Dörthe Jakobs betonte: „Entscheidend ist, was an den Malereien passiert.“ Es gebe zwei Steuerungssysteme zur Einhaltung des vorgegebenen Klimakorridors. Das eine sorge dafür, dass je nach Temperatur und Luftfeuchte im Raum die Heizung angeht oder sich Fenster öffnen. Das zweite System, für das die Universität Stuttgart zuständig sei, messe noch differenzierter und sei direkt an die Wandmalereien gekoppelt. Dieses System könne das andere übersteuern, falls ein Problem erkannt werde. „Die kontrollieren permanent, haben die Daten auf dem Rechner.“
Arbeiten kosten 540.000 Euro
Von 2015 bis 2017 hatte ein von der Deutschen Bundesstiftung Umwelt gefördertes Projekt zur Raumklimastabilisierung und zum Erhalt der durch Umwelteinflüsse gefährdeten Wandmalereien stattgefunden. Denkmalpfleger und Wissenschaftler untersuchten damals die Gefährdung der Wandmalereien durch Klimaschwankungen. „Messungen zu den Belastungen durch Salze, mikrobiellen Befall und Staubpartikel erbrachten neue Erkenntnisse zu den Schadensmechanismen“, erklärte Jakobs.

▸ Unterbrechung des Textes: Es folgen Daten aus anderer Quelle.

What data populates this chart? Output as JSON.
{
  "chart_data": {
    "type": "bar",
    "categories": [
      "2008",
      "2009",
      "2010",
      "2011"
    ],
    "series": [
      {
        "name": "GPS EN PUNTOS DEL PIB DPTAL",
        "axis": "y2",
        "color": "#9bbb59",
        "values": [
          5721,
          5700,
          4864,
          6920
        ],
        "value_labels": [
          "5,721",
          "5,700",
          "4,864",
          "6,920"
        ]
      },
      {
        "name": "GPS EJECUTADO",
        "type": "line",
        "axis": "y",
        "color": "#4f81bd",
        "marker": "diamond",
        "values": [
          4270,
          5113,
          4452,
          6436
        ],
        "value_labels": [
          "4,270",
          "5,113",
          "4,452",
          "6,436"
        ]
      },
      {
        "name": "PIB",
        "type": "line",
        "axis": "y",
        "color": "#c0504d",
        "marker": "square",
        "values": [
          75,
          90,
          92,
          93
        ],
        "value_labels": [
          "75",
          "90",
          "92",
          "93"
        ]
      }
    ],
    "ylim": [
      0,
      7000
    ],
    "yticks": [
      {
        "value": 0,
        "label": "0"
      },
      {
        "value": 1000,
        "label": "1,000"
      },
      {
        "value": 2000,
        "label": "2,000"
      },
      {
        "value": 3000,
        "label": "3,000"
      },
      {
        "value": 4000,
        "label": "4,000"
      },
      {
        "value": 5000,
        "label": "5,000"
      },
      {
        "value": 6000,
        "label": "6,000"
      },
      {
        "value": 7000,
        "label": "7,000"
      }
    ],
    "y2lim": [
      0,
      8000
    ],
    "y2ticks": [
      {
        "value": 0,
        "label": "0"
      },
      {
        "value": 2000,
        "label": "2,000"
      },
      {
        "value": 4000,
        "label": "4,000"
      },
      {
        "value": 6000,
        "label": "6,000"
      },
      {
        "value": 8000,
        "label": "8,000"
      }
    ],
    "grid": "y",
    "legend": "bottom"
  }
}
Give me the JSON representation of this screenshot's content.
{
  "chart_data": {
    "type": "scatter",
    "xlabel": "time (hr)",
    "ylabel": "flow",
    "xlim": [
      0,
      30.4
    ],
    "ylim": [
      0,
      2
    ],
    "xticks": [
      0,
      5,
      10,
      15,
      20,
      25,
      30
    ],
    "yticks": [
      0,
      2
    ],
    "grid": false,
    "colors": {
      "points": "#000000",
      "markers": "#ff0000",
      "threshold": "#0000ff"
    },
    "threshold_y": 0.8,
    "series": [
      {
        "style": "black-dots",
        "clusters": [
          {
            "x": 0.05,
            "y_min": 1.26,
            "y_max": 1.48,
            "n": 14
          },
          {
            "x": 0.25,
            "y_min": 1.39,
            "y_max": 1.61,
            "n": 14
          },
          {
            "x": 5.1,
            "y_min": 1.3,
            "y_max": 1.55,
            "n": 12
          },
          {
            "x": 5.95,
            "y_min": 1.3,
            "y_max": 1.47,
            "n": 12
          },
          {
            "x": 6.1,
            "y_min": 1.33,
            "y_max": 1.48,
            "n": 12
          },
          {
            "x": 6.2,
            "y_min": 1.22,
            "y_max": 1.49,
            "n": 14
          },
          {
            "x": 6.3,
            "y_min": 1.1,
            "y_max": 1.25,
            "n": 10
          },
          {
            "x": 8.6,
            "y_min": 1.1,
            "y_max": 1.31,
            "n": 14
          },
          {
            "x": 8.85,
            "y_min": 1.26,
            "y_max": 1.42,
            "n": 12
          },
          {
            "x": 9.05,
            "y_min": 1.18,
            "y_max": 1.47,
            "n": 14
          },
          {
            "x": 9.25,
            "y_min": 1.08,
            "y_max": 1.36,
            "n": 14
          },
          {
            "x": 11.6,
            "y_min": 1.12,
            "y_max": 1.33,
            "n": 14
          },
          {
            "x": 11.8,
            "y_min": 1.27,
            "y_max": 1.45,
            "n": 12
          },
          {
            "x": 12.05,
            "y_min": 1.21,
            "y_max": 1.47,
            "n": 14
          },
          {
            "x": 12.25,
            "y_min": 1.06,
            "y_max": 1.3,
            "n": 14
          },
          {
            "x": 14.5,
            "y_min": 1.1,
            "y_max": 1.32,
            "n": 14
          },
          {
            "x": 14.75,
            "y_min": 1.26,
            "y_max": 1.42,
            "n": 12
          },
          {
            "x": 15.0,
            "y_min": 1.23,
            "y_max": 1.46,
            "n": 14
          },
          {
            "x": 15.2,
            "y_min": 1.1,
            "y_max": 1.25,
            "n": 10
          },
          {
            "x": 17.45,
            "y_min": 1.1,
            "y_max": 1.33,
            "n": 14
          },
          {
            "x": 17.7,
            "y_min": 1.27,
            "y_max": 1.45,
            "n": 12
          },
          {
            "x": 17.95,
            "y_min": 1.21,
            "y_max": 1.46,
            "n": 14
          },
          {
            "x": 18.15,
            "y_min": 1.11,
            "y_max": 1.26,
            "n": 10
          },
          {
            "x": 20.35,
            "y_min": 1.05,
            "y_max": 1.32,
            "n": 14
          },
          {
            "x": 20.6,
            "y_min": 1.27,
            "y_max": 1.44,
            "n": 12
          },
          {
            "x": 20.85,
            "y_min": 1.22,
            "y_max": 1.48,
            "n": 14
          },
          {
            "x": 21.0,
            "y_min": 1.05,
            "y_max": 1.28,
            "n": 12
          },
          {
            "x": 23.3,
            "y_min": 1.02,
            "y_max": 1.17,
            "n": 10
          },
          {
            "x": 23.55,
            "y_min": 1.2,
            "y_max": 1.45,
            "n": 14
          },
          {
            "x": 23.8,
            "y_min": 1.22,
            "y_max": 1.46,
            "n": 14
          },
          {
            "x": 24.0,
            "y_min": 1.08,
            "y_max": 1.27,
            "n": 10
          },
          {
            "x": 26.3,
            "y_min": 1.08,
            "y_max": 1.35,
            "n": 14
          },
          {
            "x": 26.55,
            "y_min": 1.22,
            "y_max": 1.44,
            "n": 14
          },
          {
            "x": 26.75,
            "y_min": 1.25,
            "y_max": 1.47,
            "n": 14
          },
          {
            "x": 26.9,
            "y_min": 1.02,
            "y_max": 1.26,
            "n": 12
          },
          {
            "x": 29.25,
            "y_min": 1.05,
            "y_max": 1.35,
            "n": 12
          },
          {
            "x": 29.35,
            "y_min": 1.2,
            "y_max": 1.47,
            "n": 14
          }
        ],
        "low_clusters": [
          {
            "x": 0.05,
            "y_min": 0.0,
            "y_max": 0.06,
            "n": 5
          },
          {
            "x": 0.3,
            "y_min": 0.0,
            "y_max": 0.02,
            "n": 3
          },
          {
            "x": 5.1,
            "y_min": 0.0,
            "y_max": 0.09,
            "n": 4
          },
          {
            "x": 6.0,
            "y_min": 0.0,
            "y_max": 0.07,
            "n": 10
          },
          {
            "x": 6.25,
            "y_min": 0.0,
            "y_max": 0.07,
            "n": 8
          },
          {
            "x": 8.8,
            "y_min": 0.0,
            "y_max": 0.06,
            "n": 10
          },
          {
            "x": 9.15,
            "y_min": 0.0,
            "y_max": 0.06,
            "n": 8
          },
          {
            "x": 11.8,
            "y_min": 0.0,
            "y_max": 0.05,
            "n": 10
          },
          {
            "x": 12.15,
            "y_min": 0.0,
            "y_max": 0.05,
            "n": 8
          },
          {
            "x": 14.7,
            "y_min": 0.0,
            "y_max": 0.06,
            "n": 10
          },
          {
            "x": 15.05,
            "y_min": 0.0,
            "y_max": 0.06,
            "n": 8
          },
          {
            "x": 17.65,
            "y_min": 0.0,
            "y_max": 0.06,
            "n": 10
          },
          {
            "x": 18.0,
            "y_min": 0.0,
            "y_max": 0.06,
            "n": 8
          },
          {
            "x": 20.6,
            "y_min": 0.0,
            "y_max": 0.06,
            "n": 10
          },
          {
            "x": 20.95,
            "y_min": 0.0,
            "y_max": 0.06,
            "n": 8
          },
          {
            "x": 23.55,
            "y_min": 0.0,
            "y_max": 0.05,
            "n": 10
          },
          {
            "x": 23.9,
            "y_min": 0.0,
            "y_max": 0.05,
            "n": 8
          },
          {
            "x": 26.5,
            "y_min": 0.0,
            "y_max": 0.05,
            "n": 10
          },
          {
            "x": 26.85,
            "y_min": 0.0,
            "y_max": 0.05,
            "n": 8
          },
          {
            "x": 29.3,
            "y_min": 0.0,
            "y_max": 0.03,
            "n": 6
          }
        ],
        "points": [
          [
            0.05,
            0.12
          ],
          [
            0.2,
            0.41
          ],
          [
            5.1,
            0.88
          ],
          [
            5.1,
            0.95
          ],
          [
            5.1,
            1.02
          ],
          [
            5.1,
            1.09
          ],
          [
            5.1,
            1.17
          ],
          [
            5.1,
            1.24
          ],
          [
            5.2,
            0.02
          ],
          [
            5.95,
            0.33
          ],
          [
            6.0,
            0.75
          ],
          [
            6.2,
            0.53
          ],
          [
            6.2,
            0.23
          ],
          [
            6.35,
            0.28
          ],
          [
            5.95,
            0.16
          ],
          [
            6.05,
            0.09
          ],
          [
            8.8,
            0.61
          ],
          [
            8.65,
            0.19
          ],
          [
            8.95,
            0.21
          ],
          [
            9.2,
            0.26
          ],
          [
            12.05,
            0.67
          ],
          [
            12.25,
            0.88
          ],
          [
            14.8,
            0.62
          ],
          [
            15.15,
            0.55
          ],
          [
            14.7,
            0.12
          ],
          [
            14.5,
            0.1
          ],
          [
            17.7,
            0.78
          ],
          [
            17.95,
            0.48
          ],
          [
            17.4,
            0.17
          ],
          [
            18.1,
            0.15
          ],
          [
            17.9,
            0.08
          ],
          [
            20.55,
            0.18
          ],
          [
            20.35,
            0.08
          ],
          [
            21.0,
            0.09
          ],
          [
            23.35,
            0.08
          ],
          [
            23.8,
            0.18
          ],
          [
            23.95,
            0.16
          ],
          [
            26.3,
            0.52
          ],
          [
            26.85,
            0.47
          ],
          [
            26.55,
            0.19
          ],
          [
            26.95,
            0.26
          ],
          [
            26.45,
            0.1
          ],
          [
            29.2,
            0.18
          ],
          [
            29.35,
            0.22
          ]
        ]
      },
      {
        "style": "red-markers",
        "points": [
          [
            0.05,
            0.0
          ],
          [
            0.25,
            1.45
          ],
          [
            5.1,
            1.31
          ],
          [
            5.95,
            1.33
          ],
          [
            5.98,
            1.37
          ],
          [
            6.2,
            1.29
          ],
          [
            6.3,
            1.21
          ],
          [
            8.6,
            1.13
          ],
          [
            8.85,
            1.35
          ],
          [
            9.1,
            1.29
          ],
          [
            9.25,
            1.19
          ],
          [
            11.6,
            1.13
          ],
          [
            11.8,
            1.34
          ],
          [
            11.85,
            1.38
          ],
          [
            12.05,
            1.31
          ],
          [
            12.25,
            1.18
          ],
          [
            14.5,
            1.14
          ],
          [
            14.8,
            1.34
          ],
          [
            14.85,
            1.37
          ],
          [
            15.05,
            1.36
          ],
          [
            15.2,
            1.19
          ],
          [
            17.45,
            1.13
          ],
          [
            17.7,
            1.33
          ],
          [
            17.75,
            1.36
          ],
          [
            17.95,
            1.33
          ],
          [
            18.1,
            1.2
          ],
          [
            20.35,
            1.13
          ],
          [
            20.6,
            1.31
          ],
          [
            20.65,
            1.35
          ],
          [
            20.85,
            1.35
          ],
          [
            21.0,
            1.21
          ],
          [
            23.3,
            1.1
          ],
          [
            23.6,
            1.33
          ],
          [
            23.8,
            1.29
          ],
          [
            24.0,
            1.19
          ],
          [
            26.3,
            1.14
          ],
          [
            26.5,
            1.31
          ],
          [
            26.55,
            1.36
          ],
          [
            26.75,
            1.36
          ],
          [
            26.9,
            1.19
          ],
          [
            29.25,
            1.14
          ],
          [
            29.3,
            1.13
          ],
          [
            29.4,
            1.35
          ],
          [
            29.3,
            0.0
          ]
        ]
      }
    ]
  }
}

Die Kosten für die nun laufenden Wartungsarbeiten bezifferte Christoph Hugenschmidt wie vor einem Jahr weiter mit 540.000 Euro. Nach den aktuellen Prognosen könne die Kalkulation eingehalten werden. Bund und Land fördern die Maßnahme zusammen mit 204.000 Euro, erklärte er. Den Rest müssten die Kirchengemeinde und die Erzdiözese bezahlen.